2003-07-07 Thread tom st denis
[repost from sci.crypt]

Oh no, not another LibTom thing! arrg!

First the temp url... http://libtomcrypt.org/net/  I'll get a
net.libtomcrypt.org VHOST setup shortly.

LibTomNet is a library designed to provide streaming TCP/IP privacy and
authentication.  It uses LibTomCrypt as the crypto provider.

The lib uses RSA for key exchange [and the client may scrutinize the
key before making the connection via a callback], AES-128-CTR [two
different keys for each direction] and SHA1-HMAC.  The niche of the lib
is that my library compiles to a mere 10KB.  Add SHA1, AES, HMAC, RSA
and LTM and you get 60KB demo apps   Ideally you should build LTC
without mpi.o and link against both LTC and LTM.

The lib does not implement any other protocol like SSH/SSL/TLS [etc].

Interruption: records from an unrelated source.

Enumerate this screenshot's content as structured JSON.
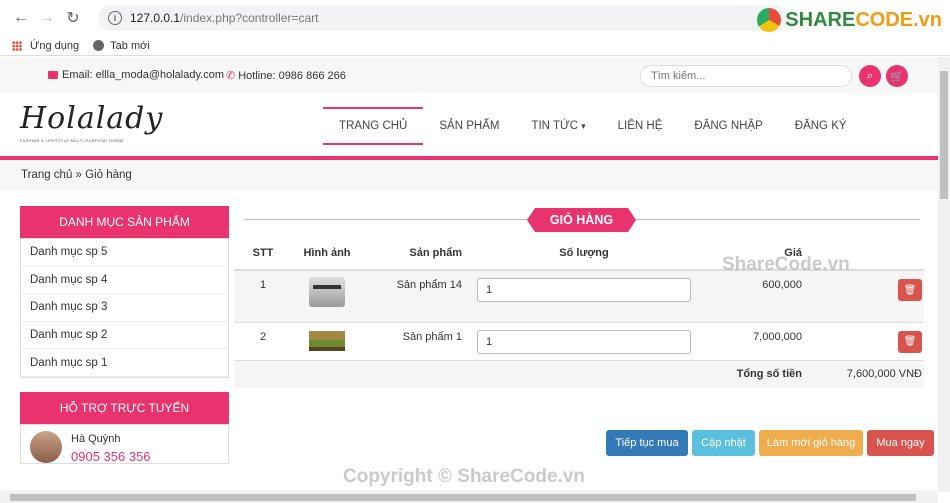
{
  "browser": {
    "url_host": "127.0.0.1",
    "url_path": "/index.php?controller=cart",
    "bookmarks": [
      "Ứng dụng",
      "Tab mới"
    ],
    "watermark_share": "SHARE",
    "watermark_code": "CODE.vn"
  },
  "topbar": {
    "email": "Email: ellla_moda@holalady.com",
    "hotline": "Hotline: 0986 866 266",
    "search_placeholder": "Tìm kiếm..."
  },
  "header": {
    "logo_text": "Holalady",
    "logo_tagline": "FASHION & LIFESTYLE MULTI-PURPOSE THEME",
    "nav": [
      "TRANG CHỦ",
      "SẢN PHẨM",
      "TIN TỨC",
      "LIÊN HỆ",
      "ĐĂNG NHẬP",
      "ĐĂNG KÝ"
    ]
  },
  "breadcrumb": "Trang chủ » Giỏ hàng",
  "sidebar": {
    "category_title": "DANH MỤC SẢN PHẨM",
    "categories": [
      "Danh mục sp 5",
      "Danh mục sp 4",
      "Danh mục sp 3",
      "Danh mục sp 2",
      "Danh mục sp 1"
    ],
    "support_title": "HỖ TRỢ TRỰC TUYẾN",
    "support_name": "Hà Quỳnh",
    "support_phone": "0905 356 356"
  },
  "cart": {
    "title": "GIỎ HÀNG",
    "columns": [
      "STT",
      "Hình ảnh",
      "Sản phẩm",
      "Số lượng",
      "Giá"
    ],
    "rows": [
      {
        "stt": "1",
        "product": "Sản phẩm 14",
        "qty": "1",
        "price": "600,000",
        "image": "printer"
      },
      {
        "stt": "2",
        "product": "Sản phẩm 1",
        "qty": "1",
        "price": "7,000,000",
        "image": "landscape"
      }
    ],
    "total_label": "Tổng số tiền",
    "total_value": "7,600,000 VNĐ"
  },
  "actions": {
    "continue": "Tiếp tục mua",
    "update": "Cập nhật",
    "reset": "Làm mới giỏ hàng",
    "buy": "Mua ngay"
  },
  "watermarks": {
    "center": "ShareCode.vn",
    "bottom": "Copyright © ShareCode.vn"
  },
  "colors": {
    "accent": "#e8336e",
    "blue": "#337ab7",
    "cyan": "#5bc0de",
    "orange": "#f0ad4e",
    "red": "#d9534f"
  }
}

I have to mention this in good conscience.  I ==>STRONGLY<== DISCOURAGE
people from using this library in fielded systems.  I've only been
working on it for a day and I wouldn't be surprised if there were
numerous bugs or points of attack [I've fixed a dozen since last
night].

That being said the code uses fairly standard BSD style socket calls.
It works in Linux and should port rather trivially to QNX, UNIX, IRIX
and Win32 [among others].  What I would appreciate is if people could
help and send patches to get the code to work in other OSes.